Financial health metrics show substantial deviation from industry norms. Equity ratio of 35.2% falls below the median range of 50-60% typical for IT services firms, indicating elevated financial risk. Current ratio of 63.4% represents material underperformance against industry standard of 150-200%, signaling liquidity constraints uncommon among established players. The reliance on short-term debt financing differs from typical industry practice favoring longer-term facilities or equity funding for growth investments.
Operating cash flow margin of -1.0% (OCF -0.4 billion yen / revenue 39.0 billion yen) contrasts sharply with healthy IT services companies typically generating 8-12% OCF margins, highlighting cash conversion challenges. The company's growth-stage profile and aggressive expansion strategy explain some divergence, but the magnitude warrants investor caution. Industry peers typically demonstrate positive free cash flow during growth phases through disciplined working capital management and phased M&A execution.
Note: Industry benchmarks reflect general IT services sector characteristics in Japan. The company's specific positioning in AI solutions may justify different financial profiles, though current leverage and liquidity metrics suggest heightened risk relative to sector averages. Source: Proprietary analysis of publicly available earnings data.

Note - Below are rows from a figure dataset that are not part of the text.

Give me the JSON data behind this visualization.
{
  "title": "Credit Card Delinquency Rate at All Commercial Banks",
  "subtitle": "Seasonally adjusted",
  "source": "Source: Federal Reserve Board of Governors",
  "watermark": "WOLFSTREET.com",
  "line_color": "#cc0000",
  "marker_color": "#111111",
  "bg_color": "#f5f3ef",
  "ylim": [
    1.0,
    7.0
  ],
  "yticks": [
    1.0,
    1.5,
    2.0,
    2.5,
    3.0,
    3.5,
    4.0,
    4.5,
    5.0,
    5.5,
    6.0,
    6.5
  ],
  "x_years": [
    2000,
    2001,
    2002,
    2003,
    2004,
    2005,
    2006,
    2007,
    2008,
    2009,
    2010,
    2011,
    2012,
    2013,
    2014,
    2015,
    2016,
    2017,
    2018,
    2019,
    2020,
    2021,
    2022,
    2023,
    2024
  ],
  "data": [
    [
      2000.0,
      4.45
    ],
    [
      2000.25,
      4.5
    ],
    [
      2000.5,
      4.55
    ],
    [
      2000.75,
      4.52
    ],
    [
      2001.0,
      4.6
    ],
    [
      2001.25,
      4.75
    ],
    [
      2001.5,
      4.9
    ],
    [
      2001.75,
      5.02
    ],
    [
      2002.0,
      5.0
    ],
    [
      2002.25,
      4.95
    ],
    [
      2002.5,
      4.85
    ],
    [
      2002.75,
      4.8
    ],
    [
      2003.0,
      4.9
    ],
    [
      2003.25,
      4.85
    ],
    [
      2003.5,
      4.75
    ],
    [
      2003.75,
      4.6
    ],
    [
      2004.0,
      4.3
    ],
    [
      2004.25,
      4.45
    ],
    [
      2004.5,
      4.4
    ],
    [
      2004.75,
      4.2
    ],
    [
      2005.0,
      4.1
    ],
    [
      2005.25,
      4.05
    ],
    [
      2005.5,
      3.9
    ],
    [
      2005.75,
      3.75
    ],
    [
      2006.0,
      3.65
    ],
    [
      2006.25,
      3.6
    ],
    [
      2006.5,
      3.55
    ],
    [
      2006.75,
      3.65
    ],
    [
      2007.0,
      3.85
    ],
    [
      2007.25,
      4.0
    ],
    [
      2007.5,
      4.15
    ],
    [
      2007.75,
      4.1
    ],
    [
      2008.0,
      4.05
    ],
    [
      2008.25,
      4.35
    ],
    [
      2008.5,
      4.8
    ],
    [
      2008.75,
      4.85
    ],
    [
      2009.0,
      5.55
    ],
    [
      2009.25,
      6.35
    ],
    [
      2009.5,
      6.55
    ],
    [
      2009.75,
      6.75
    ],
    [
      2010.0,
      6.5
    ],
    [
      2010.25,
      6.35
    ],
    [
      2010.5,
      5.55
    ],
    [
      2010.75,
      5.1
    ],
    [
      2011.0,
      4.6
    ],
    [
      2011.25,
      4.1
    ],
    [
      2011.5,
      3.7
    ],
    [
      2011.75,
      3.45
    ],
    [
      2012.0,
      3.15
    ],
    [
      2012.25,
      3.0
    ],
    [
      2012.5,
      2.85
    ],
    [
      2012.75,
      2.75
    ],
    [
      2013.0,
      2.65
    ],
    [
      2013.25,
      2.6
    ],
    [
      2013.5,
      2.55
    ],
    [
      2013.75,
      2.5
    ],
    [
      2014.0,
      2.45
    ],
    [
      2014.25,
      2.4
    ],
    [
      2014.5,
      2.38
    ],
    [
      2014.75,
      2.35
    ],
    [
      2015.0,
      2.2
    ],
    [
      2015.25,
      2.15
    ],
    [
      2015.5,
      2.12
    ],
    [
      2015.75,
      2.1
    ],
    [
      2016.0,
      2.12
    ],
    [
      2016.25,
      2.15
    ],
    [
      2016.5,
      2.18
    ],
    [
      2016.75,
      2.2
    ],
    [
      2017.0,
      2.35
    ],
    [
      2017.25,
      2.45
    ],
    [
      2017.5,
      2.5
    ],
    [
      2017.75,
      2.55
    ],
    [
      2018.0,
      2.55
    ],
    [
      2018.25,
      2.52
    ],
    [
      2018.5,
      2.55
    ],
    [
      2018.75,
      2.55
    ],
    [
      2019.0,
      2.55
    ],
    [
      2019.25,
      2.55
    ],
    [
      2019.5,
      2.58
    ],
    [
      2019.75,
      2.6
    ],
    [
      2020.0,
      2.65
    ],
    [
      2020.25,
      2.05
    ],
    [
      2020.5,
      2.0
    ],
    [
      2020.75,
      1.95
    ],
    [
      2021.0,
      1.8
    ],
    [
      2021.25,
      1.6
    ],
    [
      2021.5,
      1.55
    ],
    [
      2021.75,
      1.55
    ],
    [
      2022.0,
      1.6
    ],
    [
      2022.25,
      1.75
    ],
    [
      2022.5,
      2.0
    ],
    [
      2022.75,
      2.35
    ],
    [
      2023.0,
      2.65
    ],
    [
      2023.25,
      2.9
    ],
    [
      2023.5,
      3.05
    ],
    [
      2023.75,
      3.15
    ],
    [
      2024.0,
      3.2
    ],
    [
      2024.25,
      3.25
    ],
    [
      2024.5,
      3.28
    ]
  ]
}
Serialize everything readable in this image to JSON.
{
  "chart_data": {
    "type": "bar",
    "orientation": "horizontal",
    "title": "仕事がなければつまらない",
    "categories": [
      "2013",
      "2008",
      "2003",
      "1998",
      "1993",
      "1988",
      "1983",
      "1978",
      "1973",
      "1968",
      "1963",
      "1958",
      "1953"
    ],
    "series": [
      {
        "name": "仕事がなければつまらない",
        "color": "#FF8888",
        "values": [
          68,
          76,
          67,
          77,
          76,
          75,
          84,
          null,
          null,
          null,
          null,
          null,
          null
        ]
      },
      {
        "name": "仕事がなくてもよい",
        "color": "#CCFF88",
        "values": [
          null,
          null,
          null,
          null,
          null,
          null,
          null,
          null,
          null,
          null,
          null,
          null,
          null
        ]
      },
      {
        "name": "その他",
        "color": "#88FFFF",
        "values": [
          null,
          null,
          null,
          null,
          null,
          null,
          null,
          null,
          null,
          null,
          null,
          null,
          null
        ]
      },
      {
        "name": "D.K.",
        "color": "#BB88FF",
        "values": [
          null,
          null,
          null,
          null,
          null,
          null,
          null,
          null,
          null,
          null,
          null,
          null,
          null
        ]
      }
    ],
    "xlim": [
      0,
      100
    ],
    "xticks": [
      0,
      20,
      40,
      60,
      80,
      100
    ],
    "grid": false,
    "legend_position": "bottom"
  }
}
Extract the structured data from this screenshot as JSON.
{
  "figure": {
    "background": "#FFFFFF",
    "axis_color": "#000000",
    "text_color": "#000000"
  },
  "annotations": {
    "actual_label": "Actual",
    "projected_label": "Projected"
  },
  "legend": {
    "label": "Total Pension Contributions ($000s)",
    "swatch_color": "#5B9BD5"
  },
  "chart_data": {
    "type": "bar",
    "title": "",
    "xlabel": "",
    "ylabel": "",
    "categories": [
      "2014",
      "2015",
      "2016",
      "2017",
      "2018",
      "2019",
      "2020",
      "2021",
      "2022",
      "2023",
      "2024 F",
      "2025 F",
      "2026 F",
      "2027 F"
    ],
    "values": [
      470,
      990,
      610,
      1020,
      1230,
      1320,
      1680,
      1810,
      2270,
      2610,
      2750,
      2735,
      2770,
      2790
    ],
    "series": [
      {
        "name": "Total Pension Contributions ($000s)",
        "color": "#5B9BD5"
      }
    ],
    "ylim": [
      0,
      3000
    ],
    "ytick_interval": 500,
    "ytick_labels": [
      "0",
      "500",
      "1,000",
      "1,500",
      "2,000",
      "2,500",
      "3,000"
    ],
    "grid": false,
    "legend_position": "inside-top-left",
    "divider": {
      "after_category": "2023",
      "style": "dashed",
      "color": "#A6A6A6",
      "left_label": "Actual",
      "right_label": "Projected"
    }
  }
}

Revenue growth momentum of 34.2% YoY with acceleration forecast to 47.8% in FY2026 demonstrates strong market positioning in enterprise AI solutions, particularly AI Integration Services which grew 81.0% and now represents 67.3% of revenue. This segment concentration reflects successful pivot toward high-demand AI implementation services, though creates single-product dependency risk.
Operating leverage deterioration evidenced by SG&A ratio expansion to 38.6% from 32.1% despite revenue growth represents near-term margin compression requiring operational discipline. Management's forecast of 90.4% operating income growth in FY2026 implies expected inflection point, but execution risk remains elevated given current negative operating cash flow and integration complexity from recent acquisitions.
Financial structure transformation from equity ratio of 70.4% to 35.2% and current ratio decline to 63.4% indicates aggressive debt-financed growth strategy creating near-term refinancing risk. The maturity mismatch between short-term borrowings of 19.0 billion yen and long-term investment assets requires active treasury management and banking relationship maintenance. Successful execution of profitability recovery plan and cash flow generation is critical to avoid liquidity constraints or dilutive refinancing.
This report was automatically generated by AI analyzing XBRL earnings data as an earnings analysis tool. This is not a recommendation to invest in any specific security. Industry benchmarks are reference information compiled from publicly available earnings data. Please make investment decisions at your own responsibility and consult professionals as needed.